You're loving it when you bake your pizzas, artisan loaves, and various baked goodies.

Now it's collected a few spills and stains. Lovingly gained, but spills and stains none the less.

How should you be cleaning your pizza stone and what kind of wear is normal? Read on!First off, always heat the stone with the oven. If you put a cool stone into a hot oven, not only is there a chance that the stone will crack, but your food will cook unevenly.

Be careful of putting very heavy things (like dutch ovens) or frozen foods on top of the stone as this also risks cracking the stone. That said, we'll definitely fess up to cooking frozen pizzas on our stone with no ill effects.

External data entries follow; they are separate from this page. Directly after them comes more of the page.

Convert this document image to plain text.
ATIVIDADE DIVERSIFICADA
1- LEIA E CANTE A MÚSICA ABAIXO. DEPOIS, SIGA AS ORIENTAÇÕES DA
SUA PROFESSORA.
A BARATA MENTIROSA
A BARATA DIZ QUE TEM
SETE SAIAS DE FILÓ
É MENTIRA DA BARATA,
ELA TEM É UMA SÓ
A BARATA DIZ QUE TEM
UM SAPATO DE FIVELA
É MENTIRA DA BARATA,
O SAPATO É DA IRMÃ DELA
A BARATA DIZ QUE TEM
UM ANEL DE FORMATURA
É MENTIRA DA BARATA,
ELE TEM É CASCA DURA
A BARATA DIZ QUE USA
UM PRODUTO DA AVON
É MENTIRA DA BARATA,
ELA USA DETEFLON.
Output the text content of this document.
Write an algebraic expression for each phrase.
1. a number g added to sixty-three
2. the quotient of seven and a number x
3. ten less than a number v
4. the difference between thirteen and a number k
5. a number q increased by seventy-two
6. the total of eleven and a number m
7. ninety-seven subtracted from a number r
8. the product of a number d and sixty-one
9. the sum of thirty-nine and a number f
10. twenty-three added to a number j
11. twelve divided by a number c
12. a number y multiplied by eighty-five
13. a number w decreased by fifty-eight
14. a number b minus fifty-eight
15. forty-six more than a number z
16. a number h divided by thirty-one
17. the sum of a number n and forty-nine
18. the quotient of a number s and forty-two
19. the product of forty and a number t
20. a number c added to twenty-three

Let the stone cool completely after baking. Careful--those things are hot!

Place the cooled stone in a your sink and clean it with a scrubbie, soap, and water.

Some staining is completely normal--take a look at ours! For food (and fire) safety, it's important to brush off any loose bits of food and scrub away large pieces that have adhered to the surface.

Don't let your stone sit in water for too long. The material of the stone is porous and if it absorbs too much water, the stone could crack the next time you use if there's still moisture trapped inside.

Dry the stone with a dishtowel and set it on your counter to dry completely.

Where to store your baking stone?

We keep ours on the middle rack of the oven and bake pretty much everything on top of it. Or if we're baking something very heavy, like a braise or roast, we move it to the bottom of the oven.

Anyone else have pizza stone wear and care advice?